Minha avó casou numa terça feira, no inverno de 1930. Sempre gostou do campo, era a única das filhas que tinha prazer em se oferecer para acompanhar a mãe nas visitas anuais que esta fazia aos irmãos, nas terras da família dela em Cerro Chato. Iam até lá de diligências, para a matança de porcos e manufatura de linguiças, queijos, patês, morcilhas e butifarras.

Ao ir para a casa, no campo dos Barretos, na mesma noite do casamento, levou muita coisa na bagagem. Louças finas e cristais que ganhou de presente, o enxoval bordado à mão pela mana Ophinizia, e o mais importante, um estojo de homeopatia que serviria tanto para os futuros filhos como para a família e agregados.
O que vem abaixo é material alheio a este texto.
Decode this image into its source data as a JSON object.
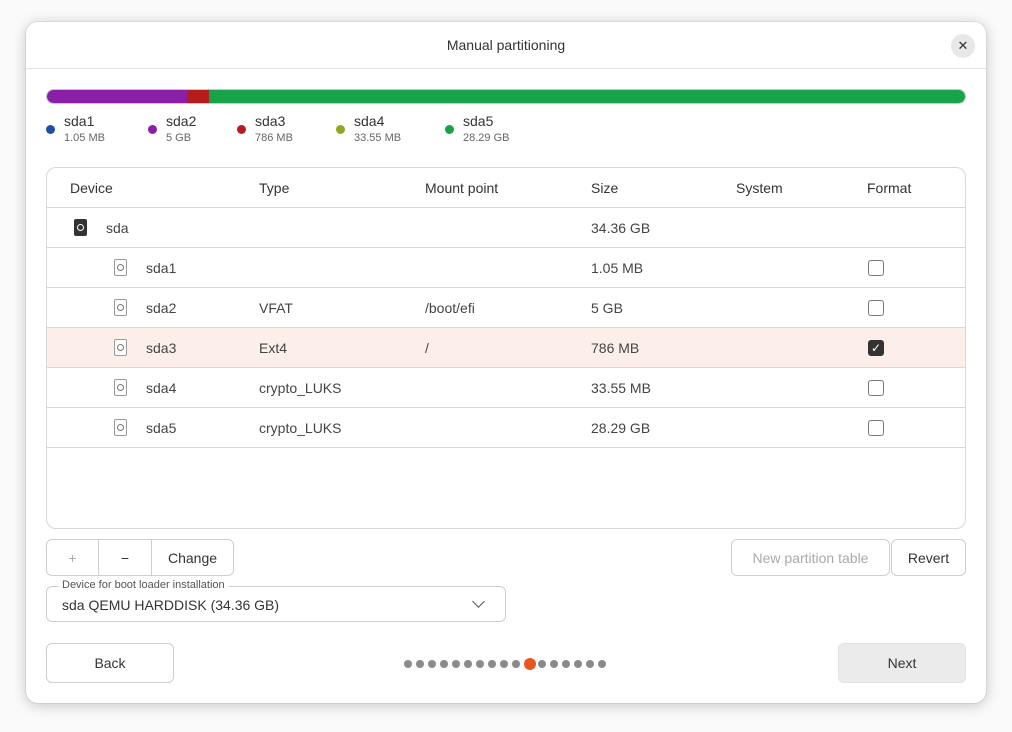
{
  "window": {
    "title": "Manual partitioning",
    "close_icon": "close-icon"
  },
  "usage_bar": [
    {
      "name": "sda1",
      "fraction": 3e-05,
      "color": "#1f4fa5"
    },
    {
      "name": "sda2",
      "fraction": 0.152,
      "color": "#8a1fa8"
    },
    {
      "name": "sda3",
      "fraction": 0.024,
      "color": "#b71c1c"
    },
    {
      "name": "sda4",
      "fraction": 0.001,
      "color": "#8fa81f"
    },
    {
      "name": "sda5",
      "fraction": 0.823,
      "color": "#16a34a"
    }
  ],
  "legend": [
    {
      "name": "sda1",
      "size": "1.05 MB",
      "color": "#1f4fa5"
    },
    {
      "name": "sda2",
      "size": "5 GB",
      "color": "#8a1fa8"
    },
    {
      "name": "sda3",
      "size": "786 MB",
      "color": "#b71c1c"
    },
    {
      "name": "sda4",
      "size": "33.55 MB",
      "color": "#8fa81f"
    },
    {
      "name": "sda5",
      "size": "28.29 GB",
      "color": "#16a34a"
    }
  ],
  "table": {
    "headers": {
      "device": "Device",
      "type": "Type",
      "mount": "Mount point",
      "size": "Size",
      "system": "System",
      "format": "Format"
    },
    "rows": [
      {
        "device": "sda",
        "type": "",
        "mount": "",
        "size": "34.36 GB",
        "system": "",
        "is_disk": true,
        "format": null,
        "selected": false
      },
      {
        "device": "sda1",
        "type": "",
        "mount": "",
        "size": "1.05 MB",
        "system": "",
        "is_disk": false,
        "format": false,
        "selected": false
      },
      {
        "device": "sda2",
        "type": "VFAT",
        "mount": "/boot/efi",
        "size": "5 GB",
        "system": "",
        "is_disk": false,
        "format": false,
        "selected": false
      },
      {
        "device": "sda3",
        "type": "Ext4",
        "mount": "/",
        "size": "786 MB",
        "system": "",
        "is_disk": false,
        "format": true,
        "selected": true
      },
      {
        "device": "sda4",
        "type": "crypto_LUKS",
        "mount": "",
        "size": "33.55 MB",
        "system": "",
        "is_disk": false,
        "format": false,
        "selected": false
      },
      {
        "device": "sda5",
        "type": "crypto_LUKS",
        "mount": "",
        "size": "28.29 GB",
        "system": "",
        "is_disk": false,
        "format": false,
        "selected": false
      }
    ]
  },
  "toolbar": {
    "add_label": "+",
    "remove_label": "−",
    "change_label": "Change",
    "new_table_label": "New partition table",
    "revert_label": "Revert"
  },
  "bootloader": {
    "label": "Device for boot loader installation",
    "value": "sda QEMU HARDDISK (34.36 GB)"
  },
  "footer": {
    "back_label": "Back",
    "next_label": "Next",
    "pager_total": 17,
    "pager_active": 10,
    "pager_active_color": "#e95420"
  }
}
Levou também na bagagem as receitas dos doces que a mãe, e uma ama desta, faziam com invulgar perfeição. Tudo em medidas por onças, o sistema por gramas e quilos não era dessa época.

Ela ficou célebre pela energia e dinamismo que norteou sua vida. A perfeição dos doces seria apenas um dos ângulos com que se mostrava vaidosa, vaidosa por saber fazer bem. Os “bem casados” seria a receita mais admirada, por todos copiados, mas como na velhice ela mesma falava, nunca igualada. Eram três dias de manufatura.

No primeiro dia faziam-se as bolachinhas e o recheio de "ovos moles"; no segundo dia broqueavam-se as bolachinhas e se recheavam, unindo-as duas a duas; somente no terceiro dia se passava a calda, ainda quente, e com as mãos, uma a uma, não era tarefa para qualquer um!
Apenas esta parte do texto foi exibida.